Marco Tullio Giordana sul set de La vita accanto. Foto di Angelo Turetta
Marco Tullio Giordana sul set de La vita accanto. Foto di Angelo Turetta

Marco Tullio Giordana sul set  de La vita accanto. Foto di Angelo Turetta

La logica che presiede alla rappresentazione è coerente, del resto, con la “spaziatura” teatrale del racconto tra dentro e fuori, buio e luce: rifiutata dalla madre a causa del suo aspetto, Rebecca vive confinata a casa, in una prigionia dorata da cui però può guardare al mondo attraverso una prospettiva inedita e rivelatrice. La dialettica tra nascondimento e disvelamento viene poi raddoppiata, sia nel romanzo che nella sua trasposizione, dal talento pianistico della protagonista, che ha la valenza di un risarcimento simbolico un po’ telefonato, un richiamo alla bellezza in termini di cosmesi più che di risoluzione estetica.

Nella versione di Giordana poi la relazione tra essere e apparire ha anche meno ragioni di esistere perché manca – ed è il tradimento di cui sopra - l’elemento mostruoso: Rebecca ha sì il viso deturpato da un angioma ma tutto si può ritenere tranne che la ragazza susciti realmente repulsa.
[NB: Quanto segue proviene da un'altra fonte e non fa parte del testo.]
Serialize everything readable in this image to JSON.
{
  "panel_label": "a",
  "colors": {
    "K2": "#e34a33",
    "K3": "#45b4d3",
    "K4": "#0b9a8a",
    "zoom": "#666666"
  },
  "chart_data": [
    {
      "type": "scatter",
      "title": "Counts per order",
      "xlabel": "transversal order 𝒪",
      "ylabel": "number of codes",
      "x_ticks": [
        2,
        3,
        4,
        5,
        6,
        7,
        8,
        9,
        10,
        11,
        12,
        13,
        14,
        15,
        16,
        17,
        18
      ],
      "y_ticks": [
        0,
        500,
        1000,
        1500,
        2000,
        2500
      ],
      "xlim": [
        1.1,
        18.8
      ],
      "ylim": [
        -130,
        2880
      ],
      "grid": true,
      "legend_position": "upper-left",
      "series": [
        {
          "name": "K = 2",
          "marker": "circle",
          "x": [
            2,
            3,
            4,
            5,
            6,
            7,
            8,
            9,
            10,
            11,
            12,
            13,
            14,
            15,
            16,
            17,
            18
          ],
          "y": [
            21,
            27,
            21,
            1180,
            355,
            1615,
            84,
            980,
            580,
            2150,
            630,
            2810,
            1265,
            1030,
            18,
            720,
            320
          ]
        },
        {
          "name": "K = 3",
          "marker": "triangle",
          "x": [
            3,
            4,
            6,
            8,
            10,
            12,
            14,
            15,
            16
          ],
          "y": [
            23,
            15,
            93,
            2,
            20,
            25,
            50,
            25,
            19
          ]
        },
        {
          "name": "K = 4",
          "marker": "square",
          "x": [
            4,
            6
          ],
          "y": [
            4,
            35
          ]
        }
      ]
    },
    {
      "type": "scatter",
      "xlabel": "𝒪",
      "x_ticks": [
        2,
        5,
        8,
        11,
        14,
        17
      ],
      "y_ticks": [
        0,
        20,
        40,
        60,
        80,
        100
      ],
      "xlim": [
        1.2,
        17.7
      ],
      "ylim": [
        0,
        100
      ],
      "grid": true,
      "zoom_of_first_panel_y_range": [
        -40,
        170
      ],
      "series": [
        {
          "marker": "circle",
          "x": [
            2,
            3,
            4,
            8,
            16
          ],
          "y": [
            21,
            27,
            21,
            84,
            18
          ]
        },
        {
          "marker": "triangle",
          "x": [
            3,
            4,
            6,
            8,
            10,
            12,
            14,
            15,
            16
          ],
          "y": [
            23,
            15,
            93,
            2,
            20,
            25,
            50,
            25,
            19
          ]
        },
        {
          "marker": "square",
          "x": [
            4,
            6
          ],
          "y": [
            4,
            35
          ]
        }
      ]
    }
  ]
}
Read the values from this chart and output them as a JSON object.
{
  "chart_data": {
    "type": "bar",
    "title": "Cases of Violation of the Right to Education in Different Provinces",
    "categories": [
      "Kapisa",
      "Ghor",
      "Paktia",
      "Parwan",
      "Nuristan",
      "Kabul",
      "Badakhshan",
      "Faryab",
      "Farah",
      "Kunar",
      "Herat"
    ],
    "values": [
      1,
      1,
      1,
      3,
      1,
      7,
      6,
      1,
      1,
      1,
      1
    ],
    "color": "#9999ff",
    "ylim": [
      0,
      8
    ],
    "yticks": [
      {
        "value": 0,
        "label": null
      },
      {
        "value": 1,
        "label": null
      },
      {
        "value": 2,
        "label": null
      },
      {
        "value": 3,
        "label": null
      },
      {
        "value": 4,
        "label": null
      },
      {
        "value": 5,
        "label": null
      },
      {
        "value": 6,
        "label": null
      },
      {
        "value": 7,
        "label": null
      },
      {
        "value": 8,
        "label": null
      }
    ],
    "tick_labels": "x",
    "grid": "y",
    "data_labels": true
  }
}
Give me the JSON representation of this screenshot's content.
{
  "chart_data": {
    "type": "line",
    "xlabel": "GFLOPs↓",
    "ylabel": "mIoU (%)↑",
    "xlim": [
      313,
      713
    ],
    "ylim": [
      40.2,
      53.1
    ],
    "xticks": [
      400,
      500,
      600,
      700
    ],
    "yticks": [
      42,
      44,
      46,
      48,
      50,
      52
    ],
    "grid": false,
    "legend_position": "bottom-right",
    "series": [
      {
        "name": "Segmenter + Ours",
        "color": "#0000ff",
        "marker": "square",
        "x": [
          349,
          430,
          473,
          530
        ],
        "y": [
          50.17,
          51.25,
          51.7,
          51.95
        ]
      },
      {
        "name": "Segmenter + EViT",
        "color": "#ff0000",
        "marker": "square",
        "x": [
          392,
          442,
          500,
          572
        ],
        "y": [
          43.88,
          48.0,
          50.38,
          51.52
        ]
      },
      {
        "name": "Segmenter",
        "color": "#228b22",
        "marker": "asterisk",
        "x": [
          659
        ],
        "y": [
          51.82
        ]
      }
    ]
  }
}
Peccato che il film finga invece di crederci, mantenendo se pure attenuata la dinamica di accettazione/rifiuto. È evidente però che siano altri i nodi focali privilegiati dalla scrittura cinematografica, a partire dall’accentuata attenzione sulla figura della madre e l’incanalarsi su una strada psicotico/onirica di matrice bellocchiana, che la regia di Giordana non riesce a maneggiare a dovere, non trovando mai equilibrio di racconto e cifra personale. Anche per questo, nonostante la buona prova degli interpreti e qualche momento riuscito, La vita accanto è una mezza occasione sprecata.